The middle of spring semester is a treacherous time. Teachers are assigning papers and projects left and right and students are crowding the library to get their studying in. Spring break can’t come fast enough.

Those select few students who have to write papers for midterms are searching for ways to get them done on time, and a new writing technique is enabling them to finish their papers faster than they ever could before. The technique has been referred to as “face writing” and “noggin logging,” and it’s as simple as falling asleep on your keyboard and letting your head do the typing.

It was first discovered by sophomore harmonica major Ronathan Swanson when he fell asleep while writing a lab report for organic chemistry.

“I was just beginning to describe the molecularization of organic particles when I fell asleep out of boredom,” Swanson said. “I woke up with the shapes of keyboard keys carved into my face, but my paper was completely finished!”

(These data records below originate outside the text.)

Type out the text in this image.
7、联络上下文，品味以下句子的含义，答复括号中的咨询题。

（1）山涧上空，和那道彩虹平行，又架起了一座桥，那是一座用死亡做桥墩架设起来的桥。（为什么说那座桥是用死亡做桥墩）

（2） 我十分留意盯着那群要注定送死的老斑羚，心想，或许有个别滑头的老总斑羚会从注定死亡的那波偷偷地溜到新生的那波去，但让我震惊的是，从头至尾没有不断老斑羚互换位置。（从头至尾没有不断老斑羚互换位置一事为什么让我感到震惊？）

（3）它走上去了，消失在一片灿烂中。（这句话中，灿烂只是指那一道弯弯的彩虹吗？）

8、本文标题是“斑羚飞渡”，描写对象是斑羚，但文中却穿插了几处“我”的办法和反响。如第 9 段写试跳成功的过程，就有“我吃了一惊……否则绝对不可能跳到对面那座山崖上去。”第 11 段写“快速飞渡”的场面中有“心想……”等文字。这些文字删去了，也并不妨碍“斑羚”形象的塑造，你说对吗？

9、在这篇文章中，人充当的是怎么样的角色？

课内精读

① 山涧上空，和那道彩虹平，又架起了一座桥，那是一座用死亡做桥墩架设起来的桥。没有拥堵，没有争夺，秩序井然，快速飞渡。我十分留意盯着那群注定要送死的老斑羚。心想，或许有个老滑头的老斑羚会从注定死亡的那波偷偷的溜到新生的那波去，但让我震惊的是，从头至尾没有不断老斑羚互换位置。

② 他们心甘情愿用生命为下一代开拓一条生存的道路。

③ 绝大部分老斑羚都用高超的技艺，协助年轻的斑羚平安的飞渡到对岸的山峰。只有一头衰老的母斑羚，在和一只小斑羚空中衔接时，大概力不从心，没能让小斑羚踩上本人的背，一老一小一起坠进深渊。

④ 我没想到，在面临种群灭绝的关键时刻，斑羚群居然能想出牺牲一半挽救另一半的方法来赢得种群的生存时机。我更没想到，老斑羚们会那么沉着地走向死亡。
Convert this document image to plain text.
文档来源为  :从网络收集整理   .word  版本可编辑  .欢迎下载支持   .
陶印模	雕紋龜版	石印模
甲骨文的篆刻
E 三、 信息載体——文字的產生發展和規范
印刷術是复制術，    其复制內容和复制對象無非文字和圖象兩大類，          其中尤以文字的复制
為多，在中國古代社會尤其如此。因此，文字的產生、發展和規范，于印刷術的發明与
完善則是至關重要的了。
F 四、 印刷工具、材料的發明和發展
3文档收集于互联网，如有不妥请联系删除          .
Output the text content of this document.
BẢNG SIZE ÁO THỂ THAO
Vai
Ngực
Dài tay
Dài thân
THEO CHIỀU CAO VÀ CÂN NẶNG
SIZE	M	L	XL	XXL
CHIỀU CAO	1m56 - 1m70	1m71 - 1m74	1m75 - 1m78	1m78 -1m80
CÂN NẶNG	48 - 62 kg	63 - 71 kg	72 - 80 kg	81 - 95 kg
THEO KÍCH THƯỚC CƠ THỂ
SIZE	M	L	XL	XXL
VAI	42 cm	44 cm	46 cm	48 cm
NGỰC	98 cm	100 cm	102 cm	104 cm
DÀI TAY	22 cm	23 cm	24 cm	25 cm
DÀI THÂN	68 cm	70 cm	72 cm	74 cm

The “noggin logging” technique doesn’t only work for lab reports. Students have passed out in front of their computers for English papers, journalism columns and business analyses.

Some believe that the different shapes of their craniums result in different writing styles like metaphors, humor and sarcasm, and early research into “noggin logging” shows that nightmares can cause student’s papers to be very deep and dark.

While creative writing professors have truly enjoyed their student’s papers that were written while sleeping, more formal English professors refuse to accept them.

“I can’t believe this,” said Andrew Dwyer, professor of logical writing. “Why can’t students go back to metaphorically using their heads to write papers and stop literally using their heads?”

Although we don’t know what the future holds for this trailblazing writing style, we do know that the library will be very quiet these next few weeks with students sleeping on their keyboards.